Tahoe landowners eye high-court case

Reno Gazette-Journal
Tuesday February 27th, 2001

Lake Tahoe homeowners are closely watching a U.S. Supreme Court land-use case in Rhode Island for help in taking their similar dispute to the highest court, a lawyer said Monday.

On Monday, the high court heard arguments in the Rhode Island case, in which developer Anthony Palazzolo sought state approval to fill in 18 coastal wetland acres in Westerly, R.I. He was turned down each time, and in 1988 he sued for about $3.1 million he says he would have earned by building 74 houses on the land.

“I’m optimistic that the landowner will prevail in this case,” said Larry Hoffman, attorney the Tahoe Sierra Preservation Council, which has filed a petition requesting the U.S. Supreme Court to rule on its 17-year-old lawsuit.

Hoffman said that at least five Supreme Court justices have demonstrated support for landowners’ rights.

On Monday, Palazzolo’s lawyer argued that the landowner had been deprived unjustly of control of his property. “Mr. Palazzolo can make no use whatsoever of any of his wetland,” his lawyer, James Burling, told the justices.
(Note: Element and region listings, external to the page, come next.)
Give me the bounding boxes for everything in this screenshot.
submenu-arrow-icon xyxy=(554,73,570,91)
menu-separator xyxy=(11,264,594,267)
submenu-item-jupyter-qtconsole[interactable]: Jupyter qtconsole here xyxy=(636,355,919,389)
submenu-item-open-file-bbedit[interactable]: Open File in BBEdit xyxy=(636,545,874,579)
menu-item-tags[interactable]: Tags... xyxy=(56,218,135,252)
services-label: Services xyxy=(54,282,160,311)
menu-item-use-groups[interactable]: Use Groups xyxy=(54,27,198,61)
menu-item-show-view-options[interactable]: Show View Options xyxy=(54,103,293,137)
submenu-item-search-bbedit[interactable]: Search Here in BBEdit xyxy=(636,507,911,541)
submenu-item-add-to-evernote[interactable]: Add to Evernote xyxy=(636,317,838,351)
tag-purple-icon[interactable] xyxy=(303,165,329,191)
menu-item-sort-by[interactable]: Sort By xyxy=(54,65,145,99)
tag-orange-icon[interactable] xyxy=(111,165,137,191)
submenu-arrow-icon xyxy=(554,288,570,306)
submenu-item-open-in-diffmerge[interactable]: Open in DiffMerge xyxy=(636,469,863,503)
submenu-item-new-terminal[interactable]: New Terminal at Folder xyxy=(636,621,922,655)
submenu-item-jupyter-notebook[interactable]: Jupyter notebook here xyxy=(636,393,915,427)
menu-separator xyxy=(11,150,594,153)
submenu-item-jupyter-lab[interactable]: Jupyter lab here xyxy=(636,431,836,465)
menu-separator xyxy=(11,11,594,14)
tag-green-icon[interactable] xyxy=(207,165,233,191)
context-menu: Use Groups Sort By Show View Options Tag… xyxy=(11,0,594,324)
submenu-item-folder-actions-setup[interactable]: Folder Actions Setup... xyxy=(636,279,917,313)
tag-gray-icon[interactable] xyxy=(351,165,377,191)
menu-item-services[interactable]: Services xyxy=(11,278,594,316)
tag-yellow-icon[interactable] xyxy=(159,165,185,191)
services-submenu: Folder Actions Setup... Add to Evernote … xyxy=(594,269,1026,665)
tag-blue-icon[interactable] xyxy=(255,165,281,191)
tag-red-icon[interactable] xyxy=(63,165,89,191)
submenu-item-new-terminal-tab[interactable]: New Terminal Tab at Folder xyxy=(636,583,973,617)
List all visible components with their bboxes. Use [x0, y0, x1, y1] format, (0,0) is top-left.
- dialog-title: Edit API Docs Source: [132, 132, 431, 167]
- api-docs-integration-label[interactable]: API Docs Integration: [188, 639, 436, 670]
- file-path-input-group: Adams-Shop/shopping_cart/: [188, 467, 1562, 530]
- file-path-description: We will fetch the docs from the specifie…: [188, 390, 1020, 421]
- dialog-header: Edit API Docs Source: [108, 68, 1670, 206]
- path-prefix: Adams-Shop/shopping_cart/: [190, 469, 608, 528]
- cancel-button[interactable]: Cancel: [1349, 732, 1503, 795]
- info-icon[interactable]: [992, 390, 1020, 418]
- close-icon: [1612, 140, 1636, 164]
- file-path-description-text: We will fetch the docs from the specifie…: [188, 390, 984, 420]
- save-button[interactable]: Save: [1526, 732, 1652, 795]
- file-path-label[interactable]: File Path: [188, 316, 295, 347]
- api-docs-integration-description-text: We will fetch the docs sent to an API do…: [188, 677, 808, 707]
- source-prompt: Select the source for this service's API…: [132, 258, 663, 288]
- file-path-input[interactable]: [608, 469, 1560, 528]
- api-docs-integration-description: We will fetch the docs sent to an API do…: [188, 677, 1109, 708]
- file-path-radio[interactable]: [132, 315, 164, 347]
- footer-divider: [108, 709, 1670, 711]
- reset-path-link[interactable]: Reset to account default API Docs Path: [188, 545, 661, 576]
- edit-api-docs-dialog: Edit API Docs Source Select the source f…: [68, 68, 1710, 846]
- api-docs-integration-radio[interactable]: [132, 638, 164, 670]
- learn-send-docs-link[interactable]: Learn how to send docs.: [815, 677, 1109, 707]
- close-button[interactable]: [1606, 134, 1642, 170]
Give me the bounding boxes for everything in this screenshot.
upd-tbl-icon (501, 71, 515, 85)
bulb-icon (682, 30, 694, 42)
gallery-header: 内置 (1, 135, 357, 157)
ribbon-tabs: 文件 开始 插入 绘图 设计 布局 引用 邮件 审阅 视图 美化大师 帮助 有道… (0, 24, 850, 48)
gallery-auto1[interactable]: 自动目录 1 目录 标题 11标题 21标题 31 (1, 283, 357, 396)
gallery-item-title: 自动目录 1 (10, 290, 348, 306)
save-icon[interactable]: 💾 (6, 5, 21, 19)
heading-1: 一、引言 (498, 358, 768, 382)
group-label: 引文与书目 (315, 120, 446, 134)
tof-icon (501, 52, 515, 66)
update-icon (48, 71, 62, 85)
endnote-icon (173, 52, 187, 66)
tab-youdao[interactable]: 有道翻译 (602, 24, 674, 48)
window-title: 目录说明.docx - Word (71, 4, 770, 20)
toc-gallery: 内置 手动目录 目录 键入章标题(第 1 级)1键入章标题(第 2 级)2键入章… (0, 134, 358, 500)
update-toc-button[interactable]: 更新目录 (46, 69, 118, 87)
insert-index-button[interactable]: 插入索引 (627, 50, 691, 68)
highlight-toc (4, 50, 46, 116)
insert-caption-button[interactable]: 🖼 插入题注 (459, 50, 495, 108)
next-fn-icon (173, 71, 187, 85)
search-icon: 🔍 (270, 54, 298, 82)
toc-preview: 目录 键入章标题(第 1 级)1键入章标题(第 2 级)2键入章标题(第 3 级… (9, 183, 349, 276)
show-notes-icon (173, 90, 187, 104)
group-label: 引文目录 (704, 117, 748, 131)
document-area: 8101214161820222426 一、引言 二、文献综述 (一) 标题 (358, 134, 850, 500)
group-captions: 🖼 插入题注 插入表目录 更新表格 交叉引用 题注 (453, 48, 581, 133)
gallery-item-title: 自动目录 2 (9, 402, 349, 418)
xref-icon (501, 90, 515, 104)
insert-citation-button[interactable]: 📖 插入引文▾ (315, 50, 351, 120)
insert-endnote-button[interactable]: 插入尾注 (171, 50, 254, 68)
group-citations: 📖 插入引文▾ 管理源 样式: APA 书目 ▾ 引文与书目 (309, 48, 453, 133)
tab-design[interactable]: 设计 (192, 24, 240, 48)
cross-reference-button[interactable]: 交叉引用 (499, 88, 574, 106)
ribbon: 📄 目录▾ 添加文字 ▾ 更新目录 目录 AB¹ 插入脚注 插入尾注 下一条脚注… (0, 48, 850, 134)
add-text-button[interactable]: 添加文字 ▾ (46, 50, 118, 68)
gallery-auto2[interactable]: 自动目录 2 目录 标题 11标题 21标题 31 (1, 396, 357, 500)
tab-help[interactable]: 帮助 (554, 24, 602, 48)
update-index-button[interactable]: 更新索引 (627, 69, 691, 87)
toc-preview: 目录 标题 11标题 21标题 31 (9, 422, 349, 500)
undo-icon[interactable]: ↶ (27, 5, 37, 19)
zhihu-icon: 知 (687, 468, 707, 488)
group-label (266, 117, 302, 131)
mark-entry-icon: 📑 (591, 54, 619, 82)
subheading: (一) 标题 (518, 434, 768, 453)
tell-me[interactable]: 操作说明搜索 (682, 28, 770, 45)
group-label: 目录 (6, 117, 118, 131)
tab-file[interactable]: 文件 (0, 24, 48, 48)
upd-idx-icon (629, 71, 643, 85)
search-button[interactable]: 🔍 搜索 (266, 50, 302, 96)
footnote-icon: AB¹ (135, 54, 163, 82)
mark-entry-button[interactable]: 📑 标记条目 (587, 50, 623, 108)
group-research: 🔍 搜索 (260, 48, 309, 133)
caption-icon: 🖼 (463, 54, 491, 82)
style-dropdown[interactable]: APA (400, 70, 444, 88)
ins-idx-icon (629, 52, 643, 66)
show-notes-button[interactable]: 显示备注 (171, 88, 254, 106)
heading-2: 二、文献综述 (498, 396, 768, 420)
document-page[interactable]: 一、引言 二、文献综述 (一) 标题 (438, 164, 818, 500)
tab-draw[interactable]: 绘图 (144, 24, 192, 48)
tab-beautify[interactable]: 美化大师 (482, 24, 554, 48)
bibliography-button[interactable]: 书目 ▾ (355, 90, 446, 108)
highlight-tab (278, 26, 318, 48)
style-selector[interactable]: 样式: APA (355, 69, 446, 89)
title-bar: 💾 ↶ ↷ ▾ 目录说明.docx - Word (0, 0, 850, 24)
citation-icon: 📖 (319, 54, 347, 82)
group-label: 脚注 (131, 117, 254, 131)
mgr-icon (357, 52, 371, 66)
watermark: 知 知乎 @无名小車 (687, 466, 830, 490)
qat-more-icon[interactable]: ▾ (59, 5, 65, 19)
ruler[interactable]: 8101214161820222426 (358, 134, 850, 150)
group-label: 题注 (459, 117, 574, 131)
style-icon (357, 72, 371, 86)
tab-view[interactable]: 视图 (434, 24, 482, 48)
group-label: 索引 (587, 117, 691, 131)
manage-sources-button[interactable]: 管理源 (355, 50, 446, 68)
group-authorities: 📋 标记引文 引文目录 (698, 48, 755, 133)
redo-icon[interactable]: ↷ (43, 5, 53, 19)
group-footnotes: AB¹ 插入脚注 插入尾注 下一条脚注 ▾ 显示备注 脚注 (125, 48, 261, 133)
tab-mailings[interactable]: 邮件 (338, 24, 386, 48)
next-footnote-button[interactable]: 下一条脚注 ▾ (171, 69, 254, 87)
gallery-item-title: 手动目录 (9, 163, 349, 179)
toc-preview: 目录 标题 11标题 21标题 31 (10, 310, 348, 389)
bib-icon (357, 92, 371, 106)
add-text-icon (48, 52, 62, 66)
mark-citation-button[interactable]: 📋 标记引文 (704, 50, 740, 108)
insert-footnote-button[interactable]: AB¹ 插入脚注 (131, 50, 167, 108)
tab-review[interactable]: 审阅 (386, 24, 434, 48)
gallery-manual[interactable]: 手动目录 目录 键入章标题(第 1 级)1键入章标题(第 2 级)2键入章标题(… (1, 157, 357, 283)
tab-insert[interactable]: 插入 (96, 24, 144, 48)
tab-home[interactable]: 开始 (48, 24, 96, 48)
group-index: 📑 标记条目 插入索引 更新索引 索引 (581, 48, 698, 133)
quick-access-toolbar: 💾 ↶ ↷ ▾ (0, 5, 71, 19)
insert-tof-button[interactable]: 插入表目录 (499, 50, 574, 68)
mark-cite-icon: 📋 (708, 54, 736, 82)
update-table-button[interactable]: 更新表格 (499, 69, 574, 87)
The Constitution’s Fifth Amendment bars the government from taking property without fair payment. In 1992, the justices bolstered property owners’ right to payment when government regulations strip their land of economic value.

The issue in the case is similar to the debate surrounding to a Tahoe City legal action. Last month, the Tahoe Sierra Preservation Council filed a petition requesting the U.S. Supreme Court to rule on its 17-year-old lawsuit, which alleges that regulations imposed by the Tahoe Regional Planning Agency illegally robbed its clients of their property rights.

The property group contends a series of regulations imposed by TRPA in the early 1980s precluded any economic use of single-family lots owned by 449 people without compensation. Landowners seek some $27 million in damages against the bistate agency established by Congress in 1969 to protect Lake Tahoe.

Hoffman said he expects the high court to decide whether to hear the Tahoe case by this summer. Hoffman said the high court has agreed to look at one major land-use case in each of the last several years. He said he hopes the justices will agree to examine the Tahoe case in its next term.

In a convoluted argument session on Monday, the justices considered several questions in the Rhode Island case:

o Was Palazzolo’s case ready to be heard by a court, since he had never sought permission to build the 74-lot subdivision that was the focus of his lawsuit?

o In deciding whether government limits on filling in wetlands harmed Palazzolo economically, should courts look only at the 18 acres of wetland or the full piece of land, which includes a higher-ground area on which a house could be built?

o Did he lose his right to sue since the limits on filling wetlands predated his acquisition of the property in 1978?

Burling contended Palazzolo could sue because a prior owner of the land had the right to reclaim the wetland. Justice David H. Souter expressed doubts. “If rights to land use pass from owner to owner, … how far back does the chain go?” he asked. “It seems there is no logical stopping place until you get to Roger Williams and the 17th-century settlement” of Rhode Island.

But Justice Sandra Day O’Connor wondered about a “poor little old widow woman” who cannot develop her land and sells it to a new owner who challenges the land-use regulation. “What’s the matter with that?” she asked.

State Attorney General Sheldon Whitehouse contended “there is value in this property” because a home could be built on the higher-ground area of the land.

Palazzolo had sought to build a beach club on the wetland and had filed an earlier application to fill in the land without specifying how the land would be used.

“Do you know any zoning authority in the United States that would allow a major filling without knowing what would be constructed on it?” Justice Anthony M. Kennedy asked the man’s lawyer. Later, however, Kennedy told Whitehouse that at some point the state had an obligation “to come forward and say what it will allow.”

The Rhode Island Supreme Court ruled against Palazzolo, saying his claim was not ready to be heard by a court because he never sought permission to build the 74-home development.

The court also said he had no “reasonable investment-backed expectation” because the regulations were in place before he acquired the property.

The case is being closely watched by organizations on both sides of the property-rights debate. Among those supporting Palazzo are Defenders of Property Rights, the National Association of Home Builders and the American Farm Bureau Federation.

Supporters of Rhode Island include the National Wildlife Federation, the National Conference of State Legislatures and 18 states.

The case is Palazzolo v. Rhode Island, 99-2047.